Eight years ago, yesterday, I launched this blog with a post entitled “Count the days.” At the time, I was already four years deep into my project, one month out from moving from San Francisco to Chicago, so I decided that it was about time I started documenting the journey. Well, sort of.
From the very beginning, my blog posts had a schizophrenic inconsistency, covering a whole litany of topics and themes (my second post, published the same day as my first, was a poem I’d written about two girls merged into one composite character). Truly, it was a blog in the most tedious, cliché sense of the word. Good thing it’s gotten so much better since then, right?
One Month
Last days are never as profound as they appear on TV. People don’t confess their love in airports or spend one final day doing all the things they always dreamed of doing but never did. Goodbye parties, of which I’ve had my fair share, have become increasingly subdued over the years, especially as the thought of waking up hungover before a flight has grown unappealing. I’d rather show up to the airport well rested.
People leave; life goes on.
Some years back, I began a tradition, one of many small affectations-turned-habits I’ve picked up over the years in an attempt to create a faint sense of constancy and purpose in my otherwise pointless life: On the night before I leave a city, I go to a bar by myself, a joint I’ve never been, usually in a neighborhood I hadn’t gotten around to exploring. I sit down, have a few drinks, maybe chat with someone, maybe not. Then, after an hour or so, I pay my bill and leave. No grand affair.
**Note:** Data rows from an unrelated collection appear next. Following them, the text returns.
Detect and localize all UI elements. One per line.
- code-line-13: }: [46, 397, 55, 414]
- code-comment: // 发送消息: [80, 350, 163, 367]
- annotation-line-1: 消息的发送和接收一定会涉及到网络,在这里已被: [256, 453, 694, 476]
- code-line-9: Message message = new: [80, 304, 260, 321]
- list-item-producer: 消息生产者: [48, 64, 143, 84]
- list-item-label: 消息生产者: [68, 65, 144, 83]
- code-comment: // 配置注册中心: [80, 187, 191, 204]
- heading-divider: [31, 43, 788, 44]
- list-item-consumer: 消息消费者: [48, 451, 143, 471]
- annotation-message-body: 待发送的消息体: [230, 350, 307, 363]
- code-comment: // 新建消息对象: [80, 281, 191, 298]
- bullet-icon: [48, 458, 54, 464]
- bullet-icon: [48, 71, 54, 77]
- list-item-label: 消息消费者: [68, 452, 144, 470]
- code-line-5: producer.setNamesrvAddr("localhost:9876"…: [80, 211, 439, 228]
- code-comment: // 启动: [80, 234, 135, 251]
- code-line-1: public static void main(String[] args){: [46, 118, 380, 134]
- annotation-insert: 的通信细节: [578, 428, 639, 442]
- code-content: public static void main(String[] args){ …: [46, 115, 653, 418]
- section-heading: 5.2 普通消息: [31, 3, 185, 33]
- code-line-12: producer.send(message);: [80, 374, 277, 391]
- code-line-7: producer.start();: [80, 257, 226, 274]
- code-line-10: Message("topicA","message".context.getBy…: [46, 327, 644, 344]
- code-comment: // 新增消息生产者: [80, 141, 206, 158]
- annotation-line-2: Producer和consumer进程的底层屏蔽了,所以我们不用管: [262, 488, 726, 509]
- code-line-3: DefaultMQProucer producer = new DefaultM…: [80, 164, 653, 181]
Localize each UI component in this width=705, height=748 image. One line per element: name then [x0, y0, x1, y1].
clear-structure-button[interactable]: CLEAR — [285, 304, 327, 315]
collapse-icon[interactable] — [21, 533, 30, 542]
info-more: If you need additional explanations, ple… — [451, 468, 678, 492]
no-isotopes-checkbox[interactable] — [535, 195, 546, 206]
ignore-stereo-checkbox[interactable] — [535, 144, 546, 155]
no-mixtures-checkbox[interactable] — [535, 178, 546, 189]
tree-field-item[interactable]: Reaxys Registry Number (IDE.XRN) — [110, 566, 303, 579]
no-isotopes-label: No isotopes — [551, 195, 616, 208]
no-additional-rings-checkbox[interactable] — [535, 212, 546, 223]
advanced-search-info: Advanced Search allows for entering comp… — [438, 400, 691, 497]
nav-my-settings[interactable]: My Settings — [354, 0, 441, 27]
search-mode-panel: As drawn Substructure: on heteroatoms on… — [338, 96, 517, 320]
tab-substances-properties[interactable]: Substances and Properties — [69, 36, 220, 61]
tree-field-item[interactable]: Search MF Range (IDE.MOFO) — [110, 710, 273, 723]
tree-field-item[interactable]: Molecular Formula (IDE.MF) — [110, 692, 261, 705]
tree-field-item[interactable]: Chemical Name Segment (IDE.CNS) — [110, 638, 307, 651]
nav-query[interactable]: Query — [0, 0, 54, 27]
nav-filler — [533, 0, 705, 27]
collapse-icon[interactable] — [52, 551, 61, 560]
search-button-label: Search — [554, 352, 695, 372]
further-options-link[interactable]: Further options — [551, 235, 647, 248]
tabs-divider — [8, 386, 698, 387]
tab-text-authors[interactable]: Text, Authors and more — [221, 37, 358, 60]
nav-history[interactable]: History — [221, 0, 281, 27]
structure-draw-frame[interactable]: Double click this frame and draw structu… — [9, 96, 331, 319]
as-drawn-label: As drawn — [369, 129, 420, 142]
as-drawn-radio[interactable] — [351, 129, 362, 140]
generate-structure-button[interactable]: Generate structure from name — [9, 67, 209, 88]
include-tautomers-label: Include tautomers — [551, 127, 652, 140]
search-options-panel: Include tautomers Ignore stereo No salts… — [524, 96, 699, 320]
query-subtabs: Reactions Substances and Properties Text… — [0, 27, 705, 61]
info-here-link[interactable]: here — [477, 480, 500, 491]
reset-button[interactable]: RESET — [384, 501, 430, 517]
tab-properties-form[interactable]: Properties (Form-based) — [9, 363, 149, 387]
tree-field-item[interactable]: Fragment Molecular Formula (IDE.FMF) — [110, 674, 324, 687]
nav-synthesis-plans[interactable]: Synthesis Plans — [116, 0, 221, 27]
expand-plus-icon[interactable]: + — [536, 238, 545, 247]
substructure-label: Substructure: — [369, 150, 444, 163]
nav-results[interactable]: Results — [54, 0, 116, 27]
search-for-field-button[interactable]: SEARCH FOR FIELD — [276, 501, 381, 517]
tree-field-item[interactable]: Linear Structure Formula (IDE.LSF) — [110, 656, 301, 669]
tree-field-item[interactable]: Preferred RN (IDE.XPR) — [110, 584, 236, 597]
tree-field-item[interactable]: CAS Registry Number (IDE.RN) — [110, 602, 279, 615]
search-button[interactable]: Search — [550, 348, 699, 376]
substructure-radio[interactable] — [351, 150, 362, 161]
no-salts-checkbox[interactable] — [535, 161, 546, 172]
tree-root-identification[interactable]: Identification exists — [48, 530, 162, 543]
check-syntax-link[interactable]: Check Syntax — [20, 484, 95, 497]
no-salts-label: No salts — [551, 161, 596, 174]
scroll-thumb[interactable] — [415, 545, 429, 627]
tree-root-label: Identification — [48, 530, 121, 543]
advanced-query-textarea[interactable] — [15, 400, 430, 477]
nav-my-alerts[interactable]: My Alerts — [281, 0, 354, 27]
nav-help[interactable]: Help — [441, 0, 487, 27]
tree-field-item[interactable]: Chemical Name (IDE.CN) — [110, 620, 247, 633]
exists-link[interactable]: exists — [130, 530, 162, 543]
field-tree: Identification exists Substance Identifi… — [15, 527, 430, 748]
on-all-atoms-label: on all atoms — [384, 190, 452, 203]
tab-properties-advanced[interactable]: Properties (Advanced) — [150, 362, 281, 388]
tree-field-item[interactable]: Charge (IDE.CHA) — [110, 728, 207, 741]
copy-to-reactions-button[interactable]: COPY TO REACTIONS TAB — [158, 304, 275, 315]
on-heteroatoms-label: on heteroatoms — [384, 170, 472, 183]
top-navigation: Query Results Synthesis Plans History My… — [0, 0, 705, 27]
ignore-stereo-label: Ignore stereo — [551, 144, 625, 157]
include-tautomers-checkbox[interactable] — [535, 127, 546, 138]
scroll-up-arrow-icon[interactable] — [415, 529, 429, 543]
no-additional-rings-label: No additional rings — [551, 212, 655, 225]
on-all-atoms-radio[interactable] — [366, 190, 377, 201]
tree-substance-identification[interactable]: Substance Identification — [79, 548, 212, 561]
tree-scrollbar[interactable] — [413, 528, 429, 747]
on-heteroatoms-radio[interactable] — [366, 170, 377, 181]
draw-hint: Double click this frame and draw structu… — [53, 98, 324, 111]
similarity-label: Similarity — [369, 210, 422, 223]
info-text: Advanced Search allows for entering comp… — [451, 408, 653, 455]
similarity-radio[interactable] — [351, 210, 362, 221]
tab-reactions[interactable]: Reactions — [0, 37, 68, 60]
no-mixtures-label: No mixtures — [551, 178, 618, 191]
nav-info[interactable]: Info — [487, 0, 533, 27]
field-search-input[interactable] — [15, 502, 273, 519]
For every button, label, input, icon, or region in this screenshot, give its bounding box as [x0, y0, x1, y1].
I could justify the tradition with some post factum literary explanation: it signifies how I came to the city alone and will leave alone; it reminds me that no matter how long I spend somewhere, there will always be somewhere I haven’t explored; it’s preparation for my reemergence into solitude.
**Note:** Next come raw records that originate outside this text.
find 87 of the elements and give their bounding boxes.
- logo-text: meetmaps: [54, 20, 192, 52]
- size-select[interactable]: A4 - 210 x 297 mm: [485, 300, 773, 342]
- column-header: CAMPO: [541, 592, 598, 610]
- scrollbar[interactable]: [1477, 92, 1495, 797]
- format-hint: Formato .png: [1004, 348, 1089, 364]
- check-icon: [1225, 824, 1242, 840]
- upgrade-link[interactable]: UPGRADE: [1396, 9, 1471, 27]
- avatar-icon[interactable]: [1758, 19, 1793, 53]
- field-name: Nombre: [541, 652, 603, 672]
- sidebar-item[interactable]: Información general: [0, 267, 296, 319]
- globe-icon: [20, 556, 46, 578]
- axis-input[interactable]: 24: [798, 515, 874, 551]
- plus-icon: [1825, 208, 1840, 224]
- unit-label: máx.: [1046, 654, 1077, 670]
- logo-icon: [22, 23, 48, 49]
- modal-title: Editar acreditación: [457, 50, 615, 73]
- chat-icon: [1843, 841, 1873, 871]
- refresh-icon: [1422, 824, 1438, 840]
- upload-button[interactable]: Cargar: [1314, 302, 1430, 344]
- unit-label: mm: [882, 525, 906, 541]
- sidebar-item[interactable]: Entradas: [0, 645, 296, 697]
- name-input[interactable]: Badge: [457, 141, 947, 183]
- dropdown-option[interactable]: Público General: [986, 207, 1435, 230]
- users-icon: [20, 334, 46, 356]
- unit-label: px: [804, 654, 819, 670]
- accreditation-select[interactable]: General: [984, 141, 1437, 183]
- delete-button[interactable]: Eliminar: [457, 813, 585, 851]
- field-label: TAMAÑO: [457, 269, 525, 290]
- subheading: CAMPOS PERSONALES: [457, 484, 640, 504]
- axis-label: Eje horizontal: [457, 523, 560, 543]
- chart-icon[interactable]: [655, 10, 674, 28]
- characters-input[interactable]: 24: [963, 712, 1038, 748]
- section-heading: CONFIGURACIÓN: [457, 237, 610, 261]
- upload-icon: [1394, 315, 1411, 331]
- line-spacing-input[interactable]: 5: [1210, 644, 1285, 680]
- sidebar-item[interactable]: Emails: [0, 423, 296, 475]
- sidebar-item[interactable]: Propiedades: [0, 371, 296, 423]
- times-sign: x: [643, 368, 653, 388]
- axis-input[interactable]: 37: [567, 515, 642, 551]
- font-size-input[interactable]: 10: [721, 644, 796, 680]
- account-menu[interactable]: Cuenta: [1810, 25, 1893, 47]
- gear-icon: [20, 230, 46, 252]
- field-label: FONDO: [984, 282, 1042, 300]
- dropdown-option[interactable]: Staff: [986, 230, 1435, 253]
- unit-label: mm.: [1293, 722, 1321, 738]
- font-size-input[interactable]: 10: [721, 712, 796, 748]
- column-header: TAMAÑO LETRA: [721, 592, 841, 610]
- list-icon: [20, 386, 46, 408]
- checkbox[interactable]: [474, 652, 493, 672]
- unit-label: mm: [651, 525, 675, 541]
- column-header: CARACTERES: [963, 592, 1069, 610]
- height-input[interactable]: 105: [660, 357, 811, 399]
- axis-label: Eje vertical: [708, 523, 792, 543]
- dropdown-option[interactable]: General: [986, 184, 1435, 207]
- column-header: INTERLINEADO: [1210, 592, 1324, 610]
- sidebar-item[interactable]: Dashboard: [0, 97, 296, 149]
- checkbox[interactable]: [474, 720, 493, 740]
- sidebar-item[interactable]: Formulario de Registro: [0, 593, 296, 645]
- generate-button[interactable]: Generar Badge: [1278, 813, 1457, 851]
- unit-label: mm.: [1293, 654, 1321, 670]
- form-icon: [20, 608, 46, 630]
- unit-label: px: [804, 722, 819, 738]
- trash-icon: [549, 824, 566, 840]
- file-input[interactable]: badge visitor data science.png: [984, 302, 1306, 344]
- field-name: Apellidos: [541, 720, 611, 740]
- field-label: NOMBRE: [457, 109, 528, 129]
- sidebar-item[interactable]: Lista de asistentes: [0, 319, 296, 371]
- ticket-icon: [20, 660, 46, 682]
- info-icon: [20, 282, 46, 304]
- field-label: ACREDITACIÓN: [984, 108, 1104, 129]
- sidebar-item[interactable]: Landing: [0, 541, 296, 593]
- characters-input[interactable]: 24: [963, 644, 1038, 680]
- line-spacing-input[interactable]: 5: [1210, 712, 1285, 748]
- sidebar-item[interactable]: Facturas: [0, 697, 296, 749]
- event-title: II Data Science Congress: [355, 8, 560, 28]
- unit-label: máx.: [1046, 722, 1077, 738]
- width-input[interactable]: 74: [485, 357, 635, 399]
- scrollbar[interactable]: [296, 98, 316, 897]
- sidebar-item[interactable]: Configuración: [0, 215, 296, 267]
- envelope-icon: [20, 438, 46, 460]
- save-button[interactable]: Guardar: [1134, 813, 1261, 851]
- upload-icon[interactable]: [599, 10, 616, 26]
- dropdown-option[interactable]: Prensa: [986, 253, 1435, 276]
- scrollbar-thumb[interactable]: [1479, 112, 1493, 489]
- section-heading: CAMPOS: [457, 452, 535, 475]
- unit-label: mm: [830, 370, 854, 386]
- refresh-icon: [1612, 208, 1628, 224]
The real explanation is so much simpler than all that: I’m tired. A lot of work goes into making a move, and a great deal of energy is expended in the gauntlet of goodbyes. I’m grateful for a chance to see people before I take off, but it takes a toll. Holing up someplace where no one knows me or cares if I sit in absolute silence is restful. It’s my Irish Goodbye to the whole city.
Tenth
I will miss New York City, both a final city and a first. It has been my home for longer than all but my birthplace, and its inexorable glow has been my guiding light for as long as I’ve held dreams for the future. From the moment I set foot in Brooklyn, this city has tested and resisted me.
The very first time I found myself running late here, I had a quintessential New York experience: Without explanation, the train I was on shut down and held in the station. After waiting nearly ten minutes in confusion, a man came rushing past the car, not an MTA employee, just a fellow passenger, and bluntly informed the lot of us that there had been a shooting in the next station. A typical welcome, I suppose.
No wonder I love this town, I’ve always been a sucker for a lady who plays hard to get.
I don’t mean to imply life here is always a challenge. There are great pleasures to be had in this city, both cultural and personal. From a sunset rock concert in Central Park to a vibrant, surreal burlesque/musical/fashion show in an unmarked theater in Bushwick, the city has indulged my cravings for new. I’m a boring person in a city that expels boredom.
New York makes a lot of promises; it’s up to you to see them fulfilled.
Home?
When – if – I come back to the US, I don’t know to which city I’d return. New York is the obvious choice, but it is exorbitantly expensive and its capricious social circles will only be harder to pierce with more years on my back. Chicago? Fun and pretty, and friendlier than NYC, sure, but also just a smaller version. Seems like stepping back. Seattle still holds a part of my heart, but who knows if it would be the same nearly a decade on. Of course, there’s always Kans…. haha, nope. Couldn’t even finish the thought.
I’ve had many homes here in the States, but I wonder if they would still feel like my homes if I returned to them. For that matter, will the United States? Granted, there are still massive portions of the US I’ve never seen, so I could always find some new corner, maybe a secluded cabin in the mountains, a babbling brook and towering trees for neighbors.
Who can say?
I’m a man of fleeting desires, though, so all I can speak to is how I feel in this moment, and right now, my heart wants to see the world, to cross borders and time zones and watch sunsets from lost horizons; to not look back.
“I don’t know” is a phrase I’m using a lot lately. I have left behind the realm of long term goals for an open road. With each new endeavor I set out on, there are fewer signposts to provide me guidance. Potential calamity, a constant companion throughout my ten year project, remains reliably by my side, and we’re packing light. Everything else is up in the air.
Thirty-one. As I have done so many times before, I’m counting the days until my next departure, both overwhelmed by the long list of things I have yet to do (and would like to do), and filled with anxious excitement for the unknown. Thirty-one days is a lifetime; also, merely an instant.